Sexta, 18 Mai 2007 10:57

Treinamento para conciliadores do Nordeste será realizado em Aracaju

O Tribunal de Justiça de Sergipe vai sediar, de 22 a 24 de maio, um curso para capacitação de multiplicadores de conciliação da Região Nordeste. A iniciativa é do Conselho Nacional de Justiça (CNJ), que no ano passado deflagrou o Movimento pela Conciliação. O curso tem como objetivo capacitar conciliadores, instrutores e juízes para técnicas alternativas de solução de litígios.

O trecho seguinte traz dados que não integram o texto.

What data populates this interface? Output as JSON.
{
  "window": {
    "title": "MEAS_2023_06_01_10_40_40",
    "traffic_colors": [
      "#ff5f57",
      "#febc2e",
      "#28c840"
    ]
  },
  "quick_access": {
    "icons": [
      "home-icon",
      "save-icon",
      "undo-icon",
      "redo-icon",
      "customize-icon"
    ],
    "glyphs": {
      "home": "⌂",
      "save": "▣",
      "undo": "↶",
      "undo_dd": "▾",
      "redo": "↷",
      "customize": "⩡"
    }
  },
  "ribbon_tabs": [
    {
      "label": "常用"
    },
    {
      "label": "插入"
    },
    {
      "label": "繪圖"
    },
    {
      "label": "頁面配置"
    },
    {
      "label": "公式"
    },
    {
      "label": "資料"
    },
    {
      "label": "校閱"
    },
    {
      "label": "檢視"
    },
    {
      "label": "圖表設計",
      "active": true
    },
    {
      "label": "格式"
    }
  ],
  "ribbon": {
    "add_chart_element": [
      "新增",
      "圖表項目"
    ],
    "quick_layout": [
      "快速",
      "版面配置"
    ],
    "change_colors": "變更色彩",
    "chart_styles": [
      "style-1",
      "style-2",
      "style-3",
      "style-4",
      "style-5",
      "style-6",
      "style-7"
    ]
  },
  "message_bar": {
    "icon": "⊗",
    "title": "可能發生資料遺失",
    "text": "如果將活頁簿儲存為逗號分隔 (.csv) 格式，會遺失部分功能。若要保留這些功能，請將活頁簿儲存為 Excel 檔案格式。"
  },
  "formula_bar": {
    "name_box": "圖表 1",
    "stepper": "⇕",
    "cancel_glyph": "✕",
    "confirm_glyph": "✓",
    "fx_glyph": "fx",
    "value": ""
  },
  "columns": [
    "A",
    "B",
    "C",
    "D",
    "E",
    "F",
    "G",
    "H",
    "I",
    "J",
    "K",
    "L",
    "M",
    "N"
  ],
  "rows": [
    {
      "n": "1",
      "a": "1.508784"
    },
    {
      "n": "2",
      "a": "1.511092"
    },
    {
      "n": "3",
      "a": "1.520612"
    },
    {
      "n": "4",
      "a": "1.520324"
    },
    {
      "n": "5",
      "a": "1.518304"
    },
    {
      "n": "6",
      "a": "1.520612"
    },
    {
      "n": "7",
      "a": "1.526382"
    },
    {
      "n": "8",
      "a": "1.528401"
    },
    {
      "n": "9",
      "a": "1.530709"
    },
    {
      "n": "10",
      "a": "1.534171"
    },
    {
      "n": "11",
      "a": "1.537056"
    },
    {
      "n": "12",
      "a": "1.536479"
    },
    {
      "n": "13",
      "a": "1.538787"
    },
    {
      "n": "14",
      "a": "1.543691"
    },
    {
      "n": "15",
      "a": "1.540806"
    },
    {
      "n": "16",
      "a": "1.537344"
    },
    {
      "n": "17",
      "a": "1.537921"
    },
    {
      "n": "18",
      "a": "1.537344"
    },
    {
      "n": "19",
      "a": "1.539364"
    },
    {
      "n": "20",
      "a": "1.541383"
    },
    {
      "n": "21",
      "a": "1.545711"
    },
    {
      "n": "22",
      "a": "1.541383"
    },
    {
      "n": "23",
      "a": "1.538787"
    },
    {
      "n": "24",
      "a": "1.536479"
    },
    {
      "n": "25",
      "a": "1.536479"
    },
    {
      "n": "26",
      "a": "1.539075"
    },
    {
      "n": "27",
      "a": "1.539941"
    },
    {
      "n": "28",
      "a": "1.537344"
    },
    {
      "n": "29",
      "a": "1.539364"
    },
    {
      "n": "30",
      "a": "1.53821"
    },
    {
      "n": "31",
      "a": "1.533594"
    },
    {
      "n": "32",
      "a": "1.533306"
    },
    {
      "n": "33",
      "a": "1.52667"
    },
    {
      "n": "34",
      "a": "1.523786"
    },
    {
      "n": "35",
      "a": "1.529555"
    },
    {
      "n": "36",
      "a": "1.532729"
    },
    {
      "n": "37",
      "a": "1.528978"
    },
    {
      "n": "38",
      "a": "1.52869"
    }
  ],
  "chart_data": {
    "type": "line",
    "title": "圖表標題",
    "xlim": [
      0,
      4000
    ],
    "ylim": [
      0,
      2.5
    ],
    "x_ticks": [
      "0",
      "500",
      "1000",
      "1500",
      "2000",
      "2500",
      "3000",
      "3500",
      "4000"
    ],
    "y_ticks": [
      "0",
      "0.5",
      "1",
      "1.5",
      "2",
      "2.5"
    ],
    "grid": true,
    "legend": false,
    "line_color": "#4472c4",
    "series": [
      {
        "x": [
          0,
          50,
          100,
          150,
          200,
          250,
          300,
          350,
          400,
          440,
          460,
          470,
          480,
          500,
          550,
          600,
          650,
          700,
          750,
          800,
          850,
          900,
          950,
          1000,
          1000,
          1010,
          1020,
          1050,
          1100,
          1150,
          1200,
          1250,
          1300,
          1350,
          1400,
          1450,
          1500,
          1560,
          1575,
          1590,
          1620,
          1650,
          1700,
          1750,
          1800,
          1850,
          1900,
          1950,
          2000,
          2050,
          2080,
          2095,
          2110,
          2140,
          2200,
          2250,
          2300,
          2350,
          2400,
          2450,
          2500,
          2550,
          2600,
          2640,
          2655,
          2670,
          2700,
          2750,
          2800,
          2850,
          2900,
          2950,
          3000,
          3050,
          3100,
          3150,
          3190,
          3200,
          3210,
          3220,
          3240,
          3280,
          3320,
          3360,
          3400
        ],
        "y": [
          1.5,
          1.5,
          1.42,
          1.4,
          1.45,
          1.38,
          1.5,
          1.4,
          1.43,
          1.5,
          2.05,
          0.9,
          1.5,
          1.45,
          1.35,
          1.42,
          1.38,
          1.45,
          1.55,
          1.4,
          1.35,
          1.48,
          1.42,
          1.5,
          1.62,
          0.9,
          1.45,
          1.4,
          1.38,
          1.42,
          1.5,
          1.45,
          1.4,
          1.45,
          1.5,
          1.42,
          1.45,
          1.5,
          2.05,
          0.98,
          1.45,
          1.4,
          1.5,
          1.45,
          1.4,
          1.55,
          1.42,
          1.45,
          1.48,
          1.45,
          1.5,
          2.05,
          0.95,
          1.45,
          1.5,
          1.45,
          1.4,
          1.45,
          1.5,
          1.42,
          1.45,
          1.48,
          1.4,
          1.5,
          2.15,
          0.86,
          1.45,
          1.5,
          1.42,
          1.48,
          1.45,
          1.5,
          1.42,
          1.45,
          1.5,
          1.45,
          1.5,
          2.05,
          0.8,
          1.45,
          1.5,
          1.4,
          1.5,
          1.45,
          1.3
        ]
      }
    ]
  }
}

Ao todo serão 45 participantes dos nove Estados da Região Nordeste. As palestras acontecerão das 9 às 18 horas, com intervalos para o almoço e café, no auditório da Esmese, que fica no 7º andar do Anexo do Palácio da Justiça. Os palestrantes serão os professores André Gomma e Roberto Bacellar.

A Justiça de Conciliação favorece o processo de paz social ao fomentar a cultura do diálogo e tornar a Justiça mais efetiva e ágil, com a redução do número de conflitos litigiosos e do tempo para a análise dos processos judiciais. Atualmente, a taxa de conciliação no Brasil ainda é baixa, entre 30% e 35%, enquanto nos países desenvolvidos esse índice chega a 70%.

Para reverter essa situação, o Conselho Nacional de Justiça (CNJ) lançou, no ano passado, o Movimento pela Conciliação, com o propósito de difundir uma nova cultura no país para a resolução de conflitos. O primeiro Dia Nacional da Conciliação aconteceu em 8 de dezembro de 2006. Em Sergipe, o Tribunal de Justiça teve 1.870 audiências designadas, 1.598 realizadas e 462 acordos obtidos.

O que é

A Conciliação é um meio alternativo de resolução de conflitos em que as partes confiam a uma terceira pessoa (neutra), o conciliador, a função de aproximá-las e orientá-las na construção de um acordo. O conciliador é uma pessoa da sociedade que atua, de forma voluntária e após treinamento específico, como facilitador do acordo entre os envolvidos, criando um contexto propício ao entendimento mútuo, à aproximação de interesses e à harmonização das relações.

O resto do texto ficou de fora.